‘The Salmon Way’: Author shares Alaska’s salmon stories and ways of life

The Salmon Way: An Alaska State of Mind by Amy Gulick explores and celebrates the relationships among people and salmon in Alaska.

From the fish camps of the Yukon and Kuskokwim Rivers, to the gillnets of Bristol Bay, to the bear and angler-packed banks of Juneau’s Sweetheart Creek, salmon connect people to the land, the water, the seasons, and each other. Those connections create a culture that inspired author Amy Gulick’s most recent book, “The Salmon Way: An Alaska State of Mind,” released May 1, 2019.

“Salmon create a generosity of spirit, and generosity creates relationships,” Gulick said. “Relationships create community. When you step back you think ‘Wow, how can a mere fish do that?’ It’s the gift of salmon — not just to people, but to the land, the plants, the fish, the trees. They’re the gift that keeps on giving.”

Alaska Native elder Martha Larson hangs salmon at her family’s Strait Slough fish camp on the Kuskokwim River. Photo by Amy Gulick

“The Salmon Way” chronicles Alaskans’ relationship with salmon through six main sections, each one delving into a different theme: salmon as a gift, salmon as seen through the lens of commercial, sport or subsistence fishing, salmon in Bristol Bay, and the future of salmon. It weaves in profiles of salmon people, Gulick’s evolution as a salmon lover and stories of her journeys to fish camps, fishing boats, setnets, smokehouses and salmon-loving homes around Alaska.

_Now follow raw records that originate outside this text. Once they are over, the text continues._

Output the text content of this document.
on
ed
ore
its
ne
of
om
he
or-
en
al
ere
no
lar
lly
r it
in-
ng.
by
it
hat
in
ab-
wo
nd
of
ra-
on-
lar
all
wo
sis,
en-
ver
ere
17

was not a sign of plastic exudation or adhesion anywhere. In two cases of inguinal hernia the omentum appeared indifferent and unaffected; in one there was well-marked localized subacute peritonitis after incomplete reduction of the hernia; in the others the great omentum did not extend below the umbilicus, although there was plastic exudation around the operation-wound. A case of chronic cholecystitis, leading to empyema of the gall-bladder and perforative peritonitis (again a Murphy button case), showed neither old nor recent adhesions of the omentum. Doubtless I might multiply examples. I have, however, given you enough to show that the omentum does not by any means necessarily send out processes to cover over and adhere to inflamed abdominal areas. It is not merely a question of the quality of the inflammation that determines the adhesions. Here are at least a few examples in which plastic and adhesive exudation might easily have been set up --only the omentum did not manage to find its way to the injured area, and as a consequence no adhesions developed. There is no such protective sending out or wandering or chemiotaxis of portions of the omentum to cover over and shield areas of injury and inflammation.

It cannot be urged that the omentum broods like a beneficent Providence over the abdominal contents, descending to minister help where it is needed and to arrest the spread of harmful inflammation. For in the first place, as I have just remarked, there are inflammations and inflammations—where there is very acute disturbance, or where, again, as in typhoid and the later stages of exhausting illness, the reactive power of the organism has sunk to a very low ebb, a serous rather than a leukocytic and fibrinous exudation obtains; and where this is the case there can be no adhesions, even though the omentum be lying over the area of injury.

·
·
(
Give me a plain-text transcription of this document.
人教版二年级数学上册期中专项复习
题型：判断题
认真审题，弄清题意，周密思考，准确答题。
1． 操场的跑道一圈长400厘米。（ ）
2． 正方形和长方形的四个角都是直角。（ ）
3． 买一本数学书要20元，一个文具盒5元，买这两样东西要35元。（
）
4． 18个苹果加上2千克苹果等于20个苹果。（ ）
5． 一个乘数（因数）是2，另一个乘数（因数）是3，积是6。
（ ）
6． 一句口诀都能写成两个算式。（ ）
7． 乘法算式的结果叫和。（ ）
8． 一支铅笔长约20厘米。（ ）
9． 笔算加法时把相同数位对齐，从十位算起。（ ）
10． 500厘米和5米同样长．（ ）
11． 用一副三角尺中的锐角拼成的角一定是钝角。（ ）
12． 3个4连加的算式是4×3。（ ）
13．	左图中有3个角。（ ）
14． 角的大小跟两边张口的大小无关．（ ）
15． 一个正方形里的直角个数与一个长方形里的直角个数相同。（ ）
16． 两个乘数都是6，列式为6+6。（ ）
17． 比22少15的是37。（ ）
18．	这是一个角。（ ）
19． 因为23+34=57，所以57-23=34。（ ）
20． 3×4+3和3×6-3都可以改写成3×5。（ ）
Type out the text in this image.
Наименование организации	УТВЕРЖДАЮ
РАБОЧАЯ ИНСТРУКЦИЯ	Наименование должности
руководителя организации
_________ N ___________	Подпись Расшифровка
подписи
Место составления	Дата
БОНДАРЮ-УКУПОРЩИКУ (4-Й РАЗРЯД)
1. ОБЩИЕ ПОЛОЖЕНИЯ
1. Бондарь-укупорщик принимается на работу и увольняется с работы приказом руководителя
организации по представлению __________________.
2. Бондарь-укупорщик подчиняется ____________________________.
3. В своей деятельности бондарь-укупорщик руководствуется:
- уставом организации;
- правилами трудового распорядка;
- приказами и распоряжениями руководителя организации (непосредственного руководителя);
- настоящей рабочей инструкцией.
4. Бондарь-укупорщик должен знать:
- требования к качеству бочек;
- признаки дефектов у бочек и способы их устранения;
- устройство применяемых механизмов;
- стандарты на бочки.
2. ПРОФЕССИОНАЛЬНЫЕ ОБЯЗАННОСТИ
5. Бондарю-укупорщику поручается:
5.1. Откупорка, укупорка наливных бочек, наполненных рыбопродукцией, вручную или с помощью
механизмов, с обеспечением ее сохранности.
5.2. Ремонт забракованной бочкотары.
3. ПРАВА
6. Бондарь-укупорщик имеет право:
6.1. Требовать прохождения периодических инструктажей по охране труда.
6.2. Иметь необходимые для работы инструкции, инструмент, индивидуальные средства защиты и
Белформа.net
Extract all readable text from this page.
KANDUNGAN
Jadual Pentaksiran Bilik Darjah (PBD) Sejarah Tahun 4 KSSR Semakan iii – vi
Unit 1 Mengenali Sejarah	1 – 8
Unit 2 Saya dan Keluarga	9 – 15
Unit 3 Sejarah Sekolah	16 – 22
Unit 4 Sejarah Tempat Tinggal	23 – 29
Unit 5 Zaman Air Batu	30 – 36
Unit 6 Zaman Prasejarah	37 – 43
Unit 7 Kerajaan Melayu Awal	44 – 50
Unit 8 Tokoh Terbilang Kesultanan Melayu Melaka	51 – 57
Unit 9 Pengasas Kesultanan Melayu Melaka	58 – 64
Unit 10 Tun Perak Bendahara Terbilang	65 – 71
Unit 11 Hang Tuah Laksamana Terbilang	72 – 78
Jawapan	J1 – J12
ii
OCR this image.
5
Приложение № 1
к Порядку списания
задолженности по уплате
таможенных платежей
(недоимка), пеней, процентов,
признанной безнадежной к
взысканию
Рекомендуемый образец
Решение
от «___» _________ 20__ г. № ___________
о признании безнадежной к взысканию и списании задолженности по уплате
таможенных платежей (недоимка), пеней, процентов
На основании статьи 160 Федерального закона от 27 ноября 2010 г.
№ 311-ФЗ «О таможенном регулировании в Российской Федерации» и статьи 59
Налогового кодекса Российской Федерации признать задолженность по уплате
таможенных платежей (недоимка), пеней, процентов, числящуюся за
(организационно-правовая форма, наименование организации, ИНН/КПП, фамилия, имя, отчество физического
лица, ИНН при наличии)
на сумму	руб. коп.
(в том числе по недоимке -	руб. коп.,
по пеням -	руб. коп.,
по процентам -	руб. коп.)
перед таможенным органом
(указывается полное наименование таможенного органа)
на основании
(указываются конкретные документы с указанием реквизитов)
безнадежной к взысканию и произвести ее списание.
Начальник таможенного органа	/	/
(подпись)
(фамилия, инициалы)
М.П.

Gulick’s first book, “Salmon in the Trees: Life in Alaska’s Tongass Rain Forest,” published in 2010, delved into the relationship between salmon and the Tongass’ trees.

Sweetheart Creek south of Juneau is a popular fishing location for both bears and people. Photo by Amy Gulick.

For “The Salmon Way,” she asked almost everyone she spoke with the same question: What do salmon mean to you?

One woman told her salmon are “like breathing,” Gulick said. People to whom salmon provide different things — subsistence, sport, a paycheck — still answered similarly and in ways that went deep.

“If you blindfolded yourself and you listened to everybody’s answer, you would have no idea who those people were. You couldn’t label any of them. You couldn’t put them into a faction,” Gulick said.

A young boy learns to cut salmon by watching his grandmother at the family’s fish camp on the Kuskokwim River. Photo by Amy Gulick.

That led to one of Gulick’s goals with the book: to help Alaskans see that when it comes to salmon, we have more similarities than differences.

“If we want a salmon-filled future,” Gulick said, “we need to be fighting for the fish and not over the fish.”

Dipnetting for sockeye salmon at China Poot Bay near Homer. Photo by Amy Gulick.

Every day in her home state of Washington, Gulick said, she’s confronted with what Alaska’s future could be. The state has spent and budgeted billions of dollars to restore its once-legendary salmon runs, depleted to less than 10 percent of their historical abundance due to what scientist David Montgomery, author of “King of Fish: The Thousand Year Run of Salmon,” identifies as the “Five H’s:” loss of habitat, overharvest, hydropower and dams, hatcheries, and people not learning from history.

Each time she traveled north to Alaska, Gulick said, the plane felt like a time machine.

“When I was flying north, I was hurled back in time to what my home was 200 years ago. And I’d just be so grateful,” she said. Going south, “… in a way I felt like I was being hurled into the future of what (Alaska) could be if we weren’t careful…. I always say the way that we lose salmon is gradual. We lose it stream by stream, river by river. It’s not overnight. It’s not apocalyptic. It’s a slow process, but in a few generations, they’re gone. And then enough time goes by, and we don’t even know what we’ve lost.”

Flowing 355 miles from its headwaters in British Columbia, the Stikine River empties into southeast Alaska. The transboundary river supports all five species of Pacific salmon, important to people on both sides of the border. Photo by Amy Gulick.

Soon after a conversation with the late and reknowned Tlingit Ravenstail weaver Teri Rofkar of Sitka, who tells her “relationships” is a better word to use for mountain goats and the Tongass’s trees than “resources,” Gulick writes, “There’s no doubt that salmon are valuable to Alaska, but when viewed in monetary terms, fish become commodities. So what are salmon worth to Alaskans? Throughout my travels I asked everyone I met how he or she values salmon. Not a single person responded with financial figures. Instead, all of the answers spoke to the relationship instead of the resource. The most frequent responses included family, community, culture, well-being, and way of life — values too precious to reduce to dollars and cents, and senseless to try. The truth worth of salmon to Alaskans? Priceless.”